5 Tips to Pick the Right Arch Support Insole

  1. 1.Know Your Shoe Size and Foot Type

    The key to finding the right insert is knowing your feet’s measurements and shape.

    “Once you know your shoe size and foot type, you can be guided to a properly designed insert,” said Mendeszoon. “Many over-the-counter insole companies now make different types of insoles that are specific for high-arch feet, flat feet and even neutral feet.”

    For flat feet, Mendeszoon recommended utilizing a stability or motion-control shoe with a high- or medium-volume insole.

    When it comes to neutral feet, he noted that people with this foot type generally do not experience problems as significant as people with flat feet or high arches do. “Therefore, a medium- or low-volume insole with the appropriate shoe can be beneficial,” Mendeszoon added.

    Finally, Mendeszoon said people who have high-arch feet generally benefit from an insole to provide cushioning. “Low-volume and minimum-control insoles will best serve these foot types,” he said.

  2. 2.Try On Inserts Before Purchasing

    Trying on your insole before you purchase it is a simple way to ensure you’re not wasting time and money when picking out a new arch support insole.

    “Regardless of the recommendation for buying the device, one needs to try this device on before purchasing,” said Kor. “Do not purchase these devices online without trying on or having knowledge of the return policy.”

  3. 3.Make Sure the Insert Properly Fits Your Shoe

    To make sure the insert is a good fit from the start, there are a few things to be aware of when it comes to fit.

    “There should be ample space for your foot to fit comfortably without toes being pinched, feet going numb or your heels popping out of the shoe,” Mendeszoon said.

  4. 4.Allow for a Break-In Period

    “Typically, walking and using the insoles for daily activities for the first week will allow your body to adapt to its new foot biomechanics and allow the muscles, joints and tendons to become acclimated,” Mendeszoon said.

    And that doesn’t mean putting them in your shoes right before an intense workout. “Avoid placing an insole in your shoe and immediately doing a hard or long workout, as this can cause further problems,” Mendeszoon added.

    That’s because insoles and orthotic devices change the biomechanics of the lower extremity. “Therefore, it takes a while for your joints, muscles and tendons to adapt to the insoles,” Mendeszoon said.

  5. 5.Replace Your Inserts After 12 Months

    After you’ve found insoles that work for you, make sure to refresh them.

    “Typically, over-the-counter inserts may have a maximum lifespan of 12 months if they're worn every day for athletics or normal activities,” Mendeszoon said.

    On the other hand, life spans for custom orthotic devices depend on the patient’s activity level, body type and type of orthotic.
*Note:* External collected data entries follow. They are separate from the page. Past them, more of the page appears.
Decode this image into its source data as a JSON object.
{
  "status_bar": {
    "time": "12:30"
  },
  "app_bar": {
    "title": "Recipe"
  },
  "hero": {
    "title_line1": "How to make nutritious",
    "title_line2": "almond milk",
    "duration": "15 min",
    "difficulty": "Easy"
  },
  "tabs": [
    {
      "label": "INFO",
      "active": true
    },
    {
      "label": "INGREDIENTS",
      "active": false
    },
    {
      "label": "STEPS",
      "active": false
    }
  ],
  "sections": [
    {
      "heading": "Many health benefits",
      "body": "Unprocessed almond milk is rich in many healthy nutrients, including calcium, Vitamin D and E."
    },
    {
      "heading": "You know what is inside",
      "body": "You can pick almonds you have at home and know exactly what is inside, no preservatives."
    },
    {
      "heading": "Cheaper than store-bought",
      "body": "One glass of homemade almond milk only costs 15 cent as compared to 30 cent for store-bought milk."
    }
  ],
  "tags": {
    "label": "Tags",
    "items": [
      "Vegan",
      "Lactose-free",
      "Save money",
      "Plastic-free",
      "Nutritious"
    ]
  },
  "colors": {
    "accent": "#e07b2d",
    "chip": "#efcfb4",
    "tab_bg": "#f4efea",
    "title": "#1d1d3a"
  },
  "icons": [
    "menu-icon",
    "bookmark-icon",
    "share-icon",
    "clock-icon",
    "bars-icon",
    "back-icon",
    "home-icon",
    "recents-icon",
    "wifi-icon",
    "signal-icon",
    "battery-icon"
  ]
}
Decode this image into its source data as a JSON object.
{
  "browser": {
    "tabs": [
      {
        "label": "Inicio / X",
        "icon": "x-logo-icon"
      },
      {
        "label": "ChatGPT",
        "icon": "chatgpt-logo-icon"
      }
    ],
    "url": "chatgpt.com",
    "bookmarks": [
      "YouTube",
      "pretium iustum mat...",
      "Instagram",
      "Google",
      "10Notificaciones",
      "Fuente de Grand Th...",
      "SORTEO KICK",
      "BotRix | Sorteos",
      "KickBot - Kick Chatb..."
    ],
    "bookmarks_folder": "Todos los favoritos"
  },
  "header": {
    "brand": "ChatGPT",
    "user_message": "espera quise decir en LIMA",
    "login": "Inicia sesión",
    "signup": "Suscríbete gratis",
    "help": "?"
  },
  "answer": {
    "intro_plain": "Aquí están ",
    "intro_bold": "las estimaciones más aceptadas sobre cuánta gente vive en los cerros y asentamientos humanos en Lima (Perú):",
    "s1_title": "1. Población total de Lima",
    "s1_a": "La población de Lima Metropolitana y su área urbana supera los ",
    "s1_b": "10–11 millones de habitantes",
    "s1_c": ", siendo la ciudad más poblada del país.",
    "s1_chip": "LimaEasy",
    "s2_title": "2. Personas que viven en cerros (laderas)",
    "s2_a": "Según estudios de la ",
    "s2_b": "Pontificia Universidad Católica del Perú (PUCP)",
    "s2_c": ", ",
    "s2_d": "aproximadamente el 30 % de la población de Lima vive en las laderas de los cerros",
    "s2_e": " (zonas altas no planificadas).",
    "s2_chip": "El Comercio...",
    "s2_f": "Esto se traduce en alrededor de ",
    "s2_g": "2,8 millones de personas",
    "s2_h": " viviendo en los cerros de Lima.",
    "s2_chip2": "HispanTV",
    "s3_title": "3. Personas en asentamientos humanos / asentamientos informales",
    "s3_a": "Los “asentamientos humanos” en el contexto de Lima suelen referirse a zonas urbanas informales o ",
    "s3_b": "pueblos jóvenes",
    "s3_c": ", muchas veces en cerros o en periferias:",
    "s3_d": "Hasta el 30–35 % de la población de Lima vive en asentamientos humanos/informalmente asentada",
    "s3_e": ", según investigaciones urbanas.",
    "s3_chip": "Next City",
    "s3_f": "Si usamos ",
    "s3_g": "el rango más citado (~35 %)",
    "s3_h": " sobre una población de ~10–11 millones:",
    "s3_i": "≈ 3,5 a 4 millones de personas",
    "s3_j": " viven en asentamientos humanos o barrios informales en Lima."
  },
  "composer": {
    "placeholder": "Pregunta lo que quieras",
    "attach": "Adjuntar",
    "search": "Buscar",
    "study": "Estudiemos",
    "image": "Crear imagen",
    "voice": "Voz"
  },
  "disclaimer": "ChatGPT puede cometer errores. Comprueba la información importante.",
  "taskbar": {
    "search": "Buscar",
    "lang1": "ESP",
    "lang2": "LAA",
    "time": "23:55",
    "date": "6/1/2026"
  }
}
A good custom orthotic for an athletic shoe should last between two and five years, on average.

    “Just as eyeglasses and prescriptions may change, so can foot insoles,” Mendeszoon said. “Over time, everybody’s feet change, and people who wear orthotic devices for a long period of time may not necessarily have pain, but the functionality of the custom orthotics may lose its effectiveness.”